Alki Point, with its iconic light house and buildings – stark white with red tile roofs – are a sharp contrast to the blue waters and were easy to incorporate into the story. I put Tracy’s home just up the hill from the beach, and frequently had her and her boyfriend, Dan, run along the beach promenade, or stop for coffee or a casual dinner in one of the restaurants. Could I put a crime there? One of my homicide contacts asked if I’d ever heard the story of the woman found in the crab trap. I was hooked.
Mount Rainier, however, was going to be more problematic.
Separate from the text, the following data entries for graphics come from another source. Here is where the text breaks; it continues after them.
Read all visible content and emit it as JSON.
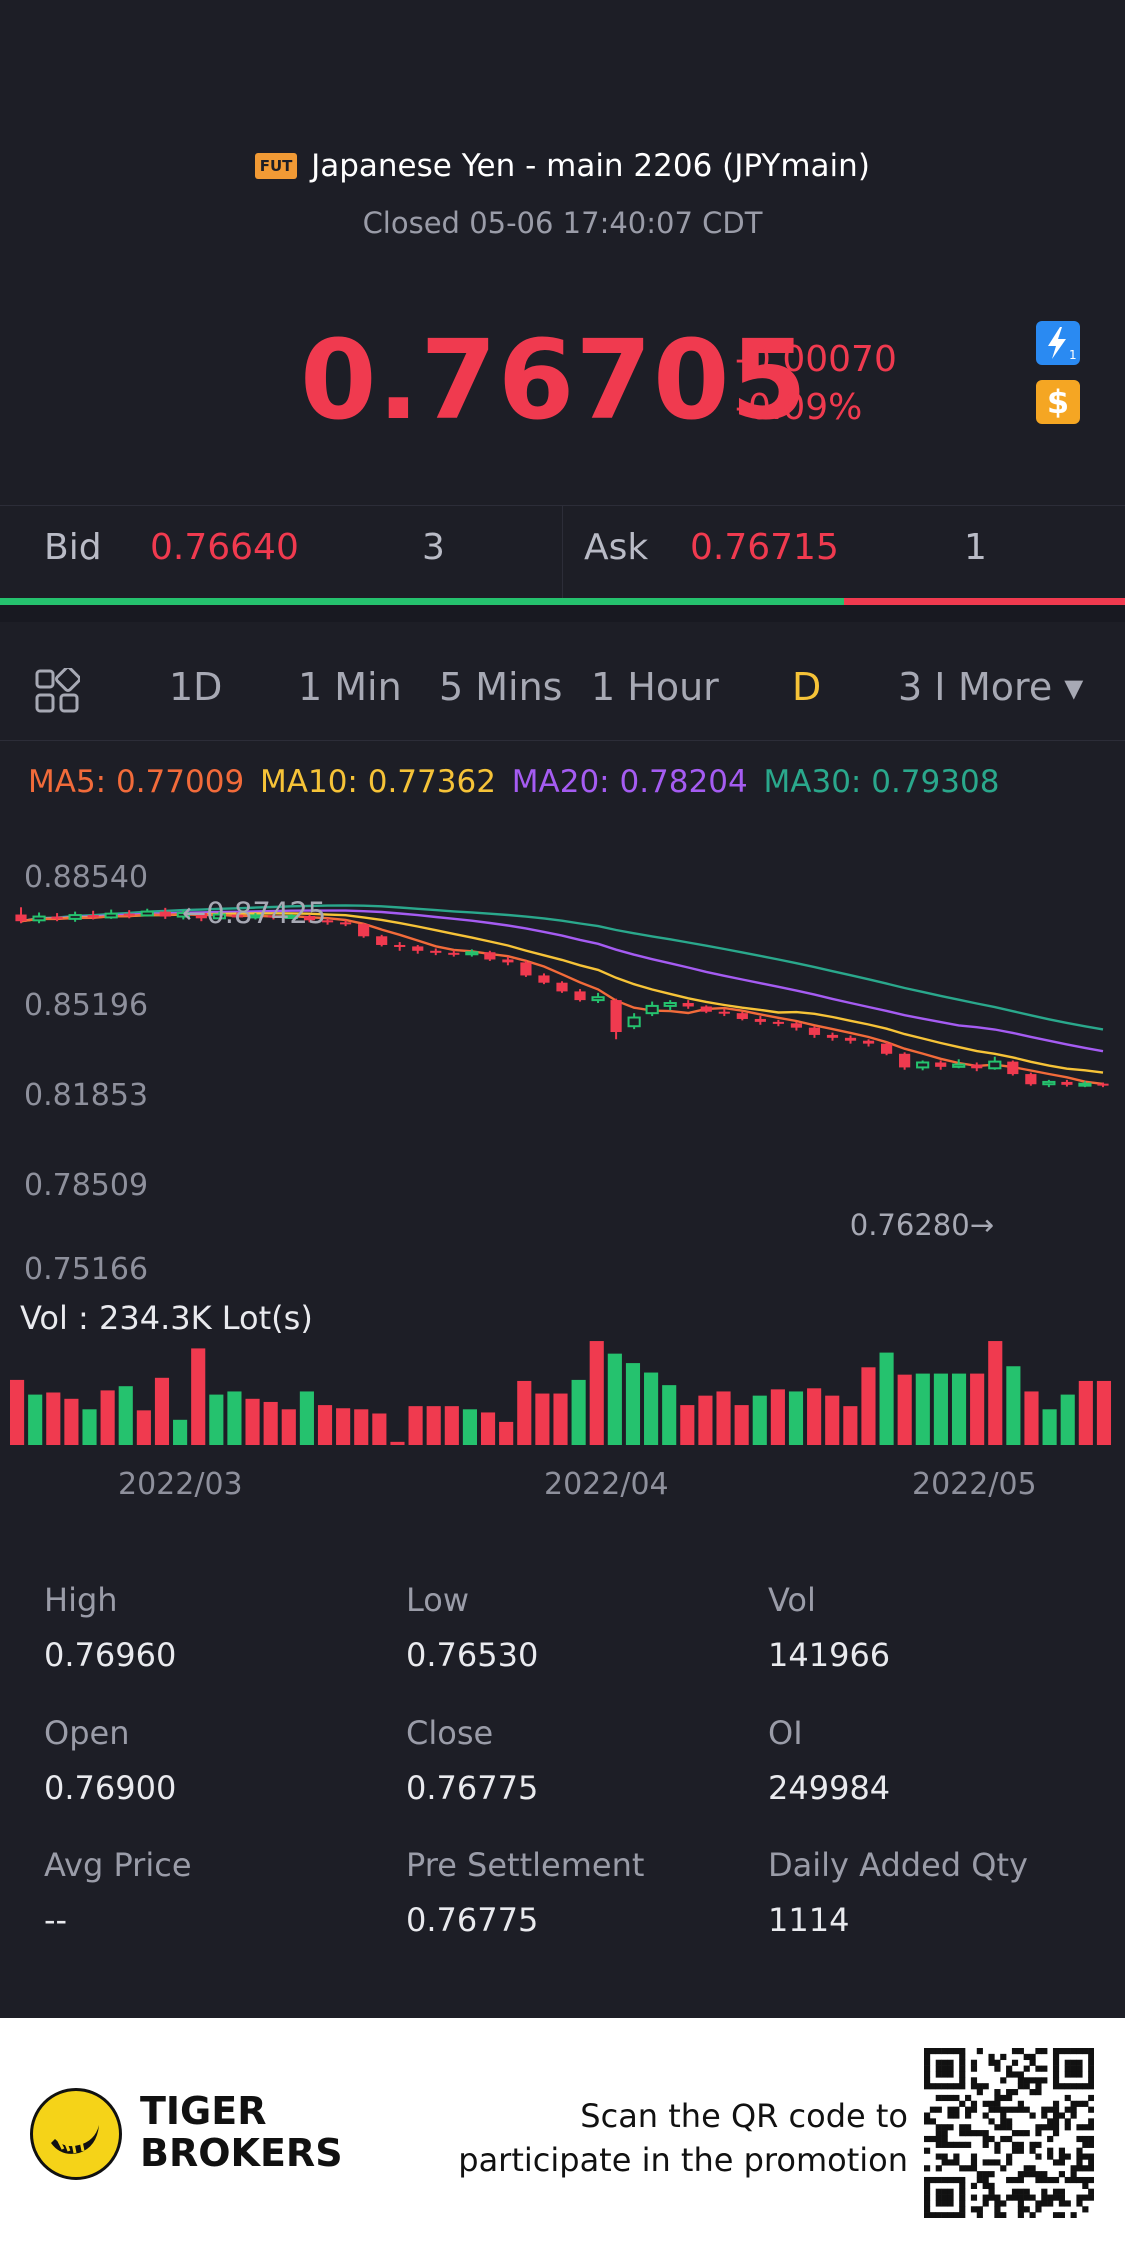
{
  "header": {
    "badge": "FUT",
    "title": "Japanese Yen - main 2206 (JPYmain)",
    "status": "Closed 05-06 17:40:07 CDT",
    "price": "0.76705",
    "change_abs": "-0.00070",
    "change_pct": "-0.09%",
    "badge_icons": [
      "lightning-icon",
      "dollar-icon"
    ],
    "dollar_symbol": "$"
  },
  "bidask": {
    "bid_label": "Bid",
    "bid_value": "0.76640",
    "bid_qty": "3",
    "ask_label": "Ask",
    "ask_value": "0.76715",
    "ask_qty": "1",
    "bid_share": 0.75
  },
  "tabs": {
    "items": [
      "1D",
      "1 Min",
      "5 Mins",
      "1 Hour",
      "D",
      "3 I",
      "More ▾"
    ],
    "active": "D"
  },
  "ma": {
    "ma5": "MA5: 0.77009",
    "ma10": "MA10: 0.77362",
    "ma20": "MA20: 0.78204",
    "ma30": "MA30: 0.79308",
    "colors": {
      "ma5": "#f26b3a",
      "ma10": "#f6c338",
      "ma20": "#a55cf2",
      "ma30": "#2aa88c"
    }
  },
  "chart_data": {
    "type": "candlestick",
    "y_ticks": [
      "0.88540",
      "0.85196",
      "0.81853",
      "0.78509",
      "0.75166"
    ],
    "y_range": [
      0.75166,
      0.8854
    ],
    "x_ticks": [
      "2022/03",
      "2022/04",
      "2022/05"
    ],
    "max_marker": "0.87425",
    "min_marker": "0.76280",
    "volume_label": "Vol  : 234.3K Lot(s)",
    "candles": [
      {
        "o": 0.8735,
        "c": 0.8712,
        "h": 0.876,
        "l": 0.8705
      },
      {
        "o": 0.8715,
        "c": 0.8728,
        "h": 0.8742,
        "l": 0.8705
      },
      {
        "o": 0.8728,
        "c": 0.872,
        "h": 0.874,
        "l": 0.8712
      },
      {
        "o": 0.872,
        "c": 0.8733,
        "h": 0.8745,
        "l": 0.871
      },
      {
        "o": 0.8733,
        "c": 0.8725,
        "h": 0.8748,
        "l": 0.8718
      },
      {
        "o": 0.8725,
        "c": 0.8738,
        "h": 0.8752,
        "l": 0.872
      },
      {
        "o": 0.8738,
        "c": 0.8732,
        "h": 0.875,
        "l": 0.8722
      },
      {
        "o": 0.8732,
        "c": 0.8745,
        "h": 0.8755,
        "l": 0.8728
      },
      {
        "o": 0.8745,
        "c": 0.8728,
        "h": 0.8758,
        "l": 0.872
      },
      {
        "o": 0.8728,
        "c": 0.874,
        "h": 0.875,
        "l": 0.8718
      },
      {
        "o": 0.874,
        "c": 0.8722,
        "h": 0.8742,
        "l": 0.8712
      },
      {
        "o": 0.8722,
        "c": 0.8735,
        "h": 0.8745,
        "l": 0.8715
      },
      {
        "o": 0.8735,
        "c": 0.8725,
        "h": 0.8742,
        "l": 0.8718
      },
      {
        "o": 0.8725,
        "c": 0.8732,
        "h": 0.874,
        "l": 0.8718
      },
      {
        "o": 0.8732,
        "c": 0.8726,
        "h": 0.8738,
        "l": 0.8718
      },
      {
        "o": 0.8726,
        "c": 0.873,
        "h": 0.8736,
        "l": 0.872
      },
      {
        "o": 0.873,
        "c": 0.8715,
        "h": 0.8734,
        "l": 0.8708
      },
      {
        "o": 0.8715,
        "c": 0.8708,
        "h": 0.8722,
        "l": 0.87
      },
      {
        "o": 0.8708,
        "c": 0.8702,
        "h": 0.8715,
        "l": 0.8695
      },
      {
        "o": 0.8702,
        "c": 0.866,
        "h": 0.8705,
        "l": 0.8655
      },
      {
        "o": 0.866,
        "c": 0.863,
        "h": 0.8665,
        "l": 0.8625
      },
      {
        "o": 0.863,
        "c": 0.8625,
        "h": 0.864,
        "l": 0.861
      },
      {
        "o": 0.8625,
        "c": 0.861,
        "h": 0.863,
        "l": 0.86
      },
      {
        "o": 0.861,
        "c": 0.8603,
        "h": 0.8618,
        "l": 0.8595
      },
      {
        "o": 0.8603,
        "c": 0.8598,
        "h": 0.8612,
        "l": 0.859
      },
      {
        "o": 0.8598,
        "c": 0.8605,
        "h": 0.8615,
        "l": 0.859
      },
      {
        "o": 0.8605,
        "c": 0.858,
        "h": 0.861,
        "l": 0.8575
      },
      {
        "o": 0.858,
        "c": 0.857,
        "h": 0.859,
        "l": 0.856
      },
      {
        "o": 0.857,
        "c": 0.8525,
        "h": 0.8575,
        "l": 0.852
      },
      {
        "o": 0.8525,
        "c": 0.85,
        "h": 0.8532,
        "l": 0.8495
      },
      {
        "o": 0.85,
        "c": 0.847,
        "h": 0.8505,
        "l": 0.8465
      },
      {
        "o": 0.847,
        "c": 0.844,
        "h": 0.8478,
        "l": 0.8435
      },
      {
        "o": 0.844,
        "c": 0.845,
        "h": 0.8465,
        "l": 0.843
      },
      {
        "o": 0.844,
        "c": 0.833,
        "h": 0.8445,
        "l": 0.8305
      },
      {
        "o": 0.835,
        "c": 0.838,
        "h": 0.8395,
        "l": 0.834
      },
      {
        "o": 0.8395,
        "c": 0.842,
        "h": 0.8435,
        "l": 0.8385
      },
      {
        "o": 0.842,
        "c": 0.843,
        "h": 0.844,
        "l": 0.8405
      },
      {
        "o": 0.843,
        "c": 0.8418,
        "h": 0.844,
        "l": 0.841
      },
      {
        "o": 0.8418,
        "c": 0.84,
        "h": 0.8422,
        "l": 0.8395
      },
      {
        "o": 0.84,
        "c": 0.8395,
        "h": 0.841,
        "l": 0.8385
      },
      {
        "o": 0.8395,
        "c": 0.8375,
        "h": 0.84,
        "l": 0.837
      },
      {
        "o": 0.8375,
        "c": 0.8365,
        "h": 0.8385,
        "l": 0.8355
      },
      {
        "o": 0.8365,
        "c": 0.836,
        "h": 0.8372,
        "l": 0.835
      },
      {
        "o": 0.836,
        "c": 0.8345,
        "h": 0.8365,
        "l": 0.8335
      },
      {
        "o": 0.8345,
        "c": 0.832,
        "h": 0.835,
        "l": 0.831
      },
      {
        "o": 0.832,
        "c": 0.831,
        "h": 0.8328,
        "l": 0.83
      },
      {
        "o": 0.831,
        "c": 0.83,
        "h": 0.8318,
        "l": 0.829
      },
      {
        "o": 0.83,
        "c": 0.829,
        "h": 0.8305,
        "l": 0.828
      },
      {
        "o": 0.829,
        "c": 0.8255,
        "h": 0.8295,
        "l": 0.825
      },
      {
        "o": 0.8255,
        "c": 0.8208,
        "h": 0.826,
        "l": 0.82
      },
      {
        "o": 0.8208,
        "c": 0.8225,
        "h": 0.8232,
        "l": 0.8198
      },
      {
        "o": 0.8225,
        "c": 0.821,
        "h": 0.8232,
        "l": 0.82
      },
      {
        "o": 0.821,
        "c": 0.8218,
        "h": 0.8236,
        "l": 0.8205
      },
      {
        "o": 0.8218,
        "c": 0.8205,
        "h": 0.8225,
        "l": 0.8195
      },
      {
        "o": 0.8205,
        "c": 0.8228,
        "h": 0.8245,
        "l": 0.82
      },
      {
        "o": 0.8228,
        "c": 0.8185,
        "h": 0.8232,
        "l": 0.818
      },
      {
        "o": 0.8185,
        "c": 0.815,
        "h": 0.819,
        "l": 0.8145
      },
      {
        "o": 0.815,
        "c": 0.8158,
        "h": 0.8165,
        "l": 0.814
      },
      {
        "o": 0.8158,
        "c": 0.8148,
        "h": 0.8165,
        "l": 0.8142
      },
      {
        "o": 0.8148,
        "c": 0.8152,
        "h": 0.816,
        "l": 0.814
      },
      {
        "o": 0.8152,
        "c": 0.8148,
        "h": 0.8156,
        "l": 0.814
      }
    ],
    "volumes": [
      {
        "v": 0.62,
        "up": false
      },
      {
        "v": 0.48,
        "up": true
      },
      {
        "v": 0.5,
        "up": false
      },
      {
        "v": 0.44,
        "up": false
      },
      {
        "v": 0.34,
        "up": true
      },
      {
        "v": 0.52,
        "up": false
      },
      {
        "v": 0.56,
        "up": true
      },
      {
        "v": 0.33,
        "up": false
      },
      {
        "v": 0.64,
        "up": false
      },
      {
        "v": 0.24,
        "up": true
      },
      {
        "v": 0.92,
        "up": false
      },
      {
        "v": 0.48,
        "up": true
      },
      {
        "v": 0.51,
        "up": true
      },
      {
        "v": 0.44,
        "up": false
      },
      {
        "v": 0.41,
        "up": false
      },
      {
        "v": 0.34,
        "up": false
      },
      {
        "v": 0.51,
        "up": true
      },
      {
        "v": 0.38,
        "up": false
      },
      {
        "v": 0.35,
        "up": false
      },
      {
        "v": 0.34,
        "up": false
      },
      {
        "v": 0.3,
        "up": false
      },
      {
        "v": 0.03,
        "up": false
      },
      {
        "v": 0.37,
        "up": false
      },
      {
        "v": 0.37,
        "up": false
      },
      {
        "v": 0.37,
        "up": false
      },
      {
        "v": 0.34,
        "up": true
      },
      {
        "v": 0.31,
        "up": false
      },
      {
        "v": 0.22,
        "up": false
      },
      {
        "v": 0.61,
        "up": false
      },
      {
        "v": 0.49,
        "up": false
      },
      {
        "v": 0.49,
        "up": false
      },
      {
        "v": 0.62,
        "up": true
      },
      {
        "v": 0.99,
        "up": false
      },
      {
        "v": 0.87,
        "up": true
      },
      {
        "v": 0.78,
        "up": true
      },
      {
        "v": 0.69,
        "up": true
      },
      {
        "v": 0.57,
        "up": true
      },
      {
        "v": 0.38,
        "up": false
      },
      {
        "v": 0.47,
        "up": false
      },
      {
        "v": 0.51,
        "up": false
      },
      {
        "v": 0.38,
        "up": false
      },
      {
        "v": 0.47,
        "up": true
      },
      {
        "v": 0.53,
        "up": false
      },
      {
        "v": 0.51,
        "up": true
      },
      {
        "v": 0.54,
        "up": false
      },
      {
        "v": 0.47,
        "up": false
      },
      {
        "v": 0.37,
        "up": false
      },
      {
        "v": 0.74,
        "up": false
      },
      {
        "v": 0.88,
        "up": true
      },
      {
        "v": 0.67,
        "up": false
      },
      {
        "v": 0.68,
        "up": true
      },
      {
        "v": 0.68,
        "up": true
      },
      {
        "v": 0.68,
        "up": true
      },
      {
        "v": 0.68,
        "up": false
      },
      {
        "v": 0.99,
        "up": false
      },
      {
        "v": 0.75,
        "up": true
      },
      {
        "v": 0.51,
        "up": false
      },
      {
        "v": 0.34,
        "up": true
      },
      {
        "v": 0.48,
        "up": true
      },
      {
        "v": 0.61,
        "up": false
      },
      {
        "v": 0.61,
        "up": false
      }
    ],
    "up_color": "#25c26e",
    "down_color": "#f03a4f"
  },
  "stats": [
    {
      "label": "High",
      "value": "0.76960"
    },
    {
      "label": "Low",
      "value": "0.76530"
    },
    {
      "label": "Vol",
      "value": "141966"
    },
    {
      "label": "Open",
      "value": "0.76900"
    },
    {
      "label": "Close",
      "value": "0.76775"
    },
    {
      "label": "OI",
      "value": "249984"
    },
    {
      "label": "Avg Price",
      "value": "--"
    },
    {
      "label": "Pre Settlement",
      "value": "0.76775"
    },
    {
      "label": "Daily Added Qty",
      "value": "1114"
    }
  ],
  "footer": {
    "brand_line1": "TIGER",
    "brand_line2": "BROKERS",
    "scan_line1": "Scan the QR code to",
    "scan_line2": "participate in the promotion"
  }
}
There may not be another site in the Puget Sound region so awe inspiring, majestic, and terrifying as Mount Rainier. The mountain rises to more than 14,000 feet, with acres of glaciers and crevasses. Thousands attempt to scale its summit in the window of opportunity each summer presents. Only 50 percent are successful, and every year some don’t make it down, lost in the crevasses or covered by avalanches. The mountain is so enormous that Native Americans living in the region spoke of it as if the mountain was alive. Seattleites continue that tradition. On clear days, when the mountain is visible for hundreds of miles in every direction, you will hear people say, “The mountain is out.”
So I spoke to five different experts who’ve climbed the mountain and each of these experienced climbers posed the same difficult question. “Why would your detective go up there?” Not only is Rainier not in the Seattle Police Departments jurisdiction, one does not just climb the mountain on a casual hike. After three months noodling on this problem I finally did what so many writers have done – I abandoned the idea of Tracy climbing the mountain. However, I found another person who would have reason to do so, and put all those months of research to good use.
As beautiful as the Pacific Northwest can be – I often tell people God vacations here in the summer but gets the hell out before the long winter hits – it can also be inhospitable. We experience four seasons, and while Seattle tends to skirt the harshest weather, snowstorms do blow through, winds do blow strong enough to knock out power and knock down trees, and the rain – ah, the familiar rain, can fall in buckets for days. My characters live in these blizzards, blinding rainstorms and yes, even uncomfortably hot weather. Last June Seattle set a record for the number of days over 90 degrees. The weather allows me to play with my settings and to use them as obstacles my characters must overcome. How does one get through a foot of snow in the Cascade Mountains? Not very easily. How difficult is it to see and to hear in a blinding rainstorm? Very. What happens to people’s tempers and their tolerance when they’re not accustomed to multiple days of 90 degree plus weather and no air-conditioning? Tempers snap. What impact does darkness have on a rainy crime scene? One can practically envision the mystery writer wringing his hands and laughing sadistically. So much to play with.
So amidst all this beauty, a darkness that has nothing to do with the time of day, lingers. A homicide detective once told me the reason 50% of the world’s serial killers come from a 200 mile radius around Seattle – The Green River Killer, Ted Bundy, and Robert Pickton to name but a few, is because there are so many ways to dispose of a body. Chilling. You have the immense bodies of water such as Puget Sound, Lake Washington, and Lake Union. You have mountains, streams, rivers, creeks and bogs. You have hundreds of square miles of forests, sparsely populated farm land, and abandoned mine shafts and caves. People who say Sasquatch doesn’t exist have never spent time in the vast and forbidding Pacific Northwest Mountains.
The Pacific Northwest is a mystery writer’s dream, and I’ve pulled out all the stops in my Tracy Crosswhite series, including the chilling scenes in The Trapped Girl.